New York Weekly Journal of Commerce, June 6, 1861. “Habeas Corpus” (excerpt)
The importance of the writ was never more manifest than at this moment, when the executive Department of the Government of the United States, in the attempt to suppress a rebellion, is tempted to take upon itself the exercise of judicial functions. The grand object of the writ is, to prevent the exercise of judicial authority by injudicious men; to guarantee the citizen that no military force shall hold him in duress unless by due process of law.

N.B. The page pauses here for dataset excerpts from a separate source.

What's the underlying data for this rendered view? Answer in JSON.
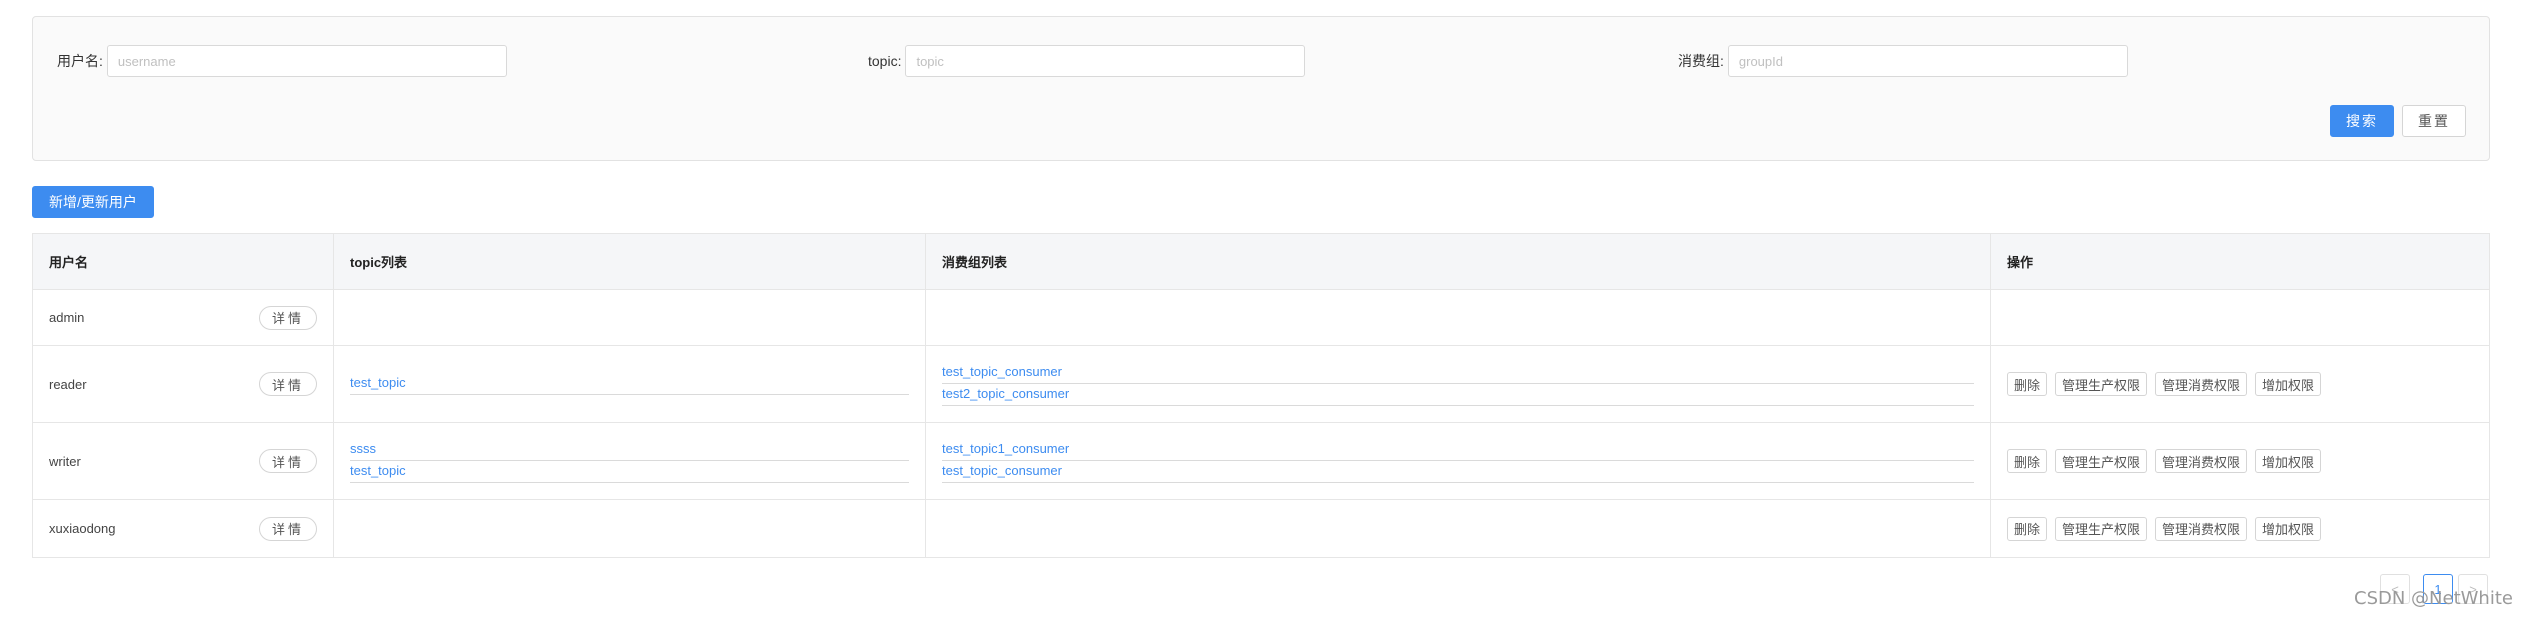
{
  "search": {
    "username_label": "用户名:",
    "username_placeholder": "username",
    "topic_label": "topic:",
    "topic_placeholder": "topic",
    "group_label": "消费组:",
    "group_placeholder": "groupId",
    "search_button": "搜索",
    "reset_button": "重置"
  },
  "add_button": "新增/更新用户",
  "table": {
    "headers": [
      "用户名",
      "topic列表",
      "消费组列表",
      "操作"
    ],
    "detail_label": "详情",
    "actions": [
      "删除",
      "管理生产权限",
      "管理消费权限",
      "增加权限"
    ],
    "rows": [
      {
        "username": "admin",
        "topics": [],
        "groups": []
      },
      {
        "username": "reader",
        "topics": [
          "test_topic"
        ],
        "groups": [
          "test_topic_consumer",
          "test2_topic_consumer"
        ]
      },
      {
        "username": "writer",
        "topics": [
          "ssss",
          "test_topic"
        ],
        "groups": [
          "test_topic1_consumer",
          "test_topic_consumer"
        ]
      },
      {
        "username": "xuxiaodong",
        "topics": [],
        "groups": []
      }
    ]
  },
  "pagination": {
    "prev": "<",
    "current": "1",
    "next": ">"
  },
  "watermark": "CSDN @NetWhite"
}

The remark of one of the New York papers that the writ was “originally intended to secure the liberty of loyal men,” and that “it would be a gross perversion of its powers to employ it as the protecting shield of rebels,” is a specimen of the very tyranny which the writ of
habeas corpus is designed to overcome. The writ was originally and always intended as a defence of the subject against the tyranny of the government; and nowhere is such defence more needed than under a government like our own. . . . It is marvellous that within the past two weeks the leading Administration papers have been filled with endeavors to justify the most illegal and unconstitutional proceedings, forgetting that they thus more than justify the entire course of the Southern rebellion!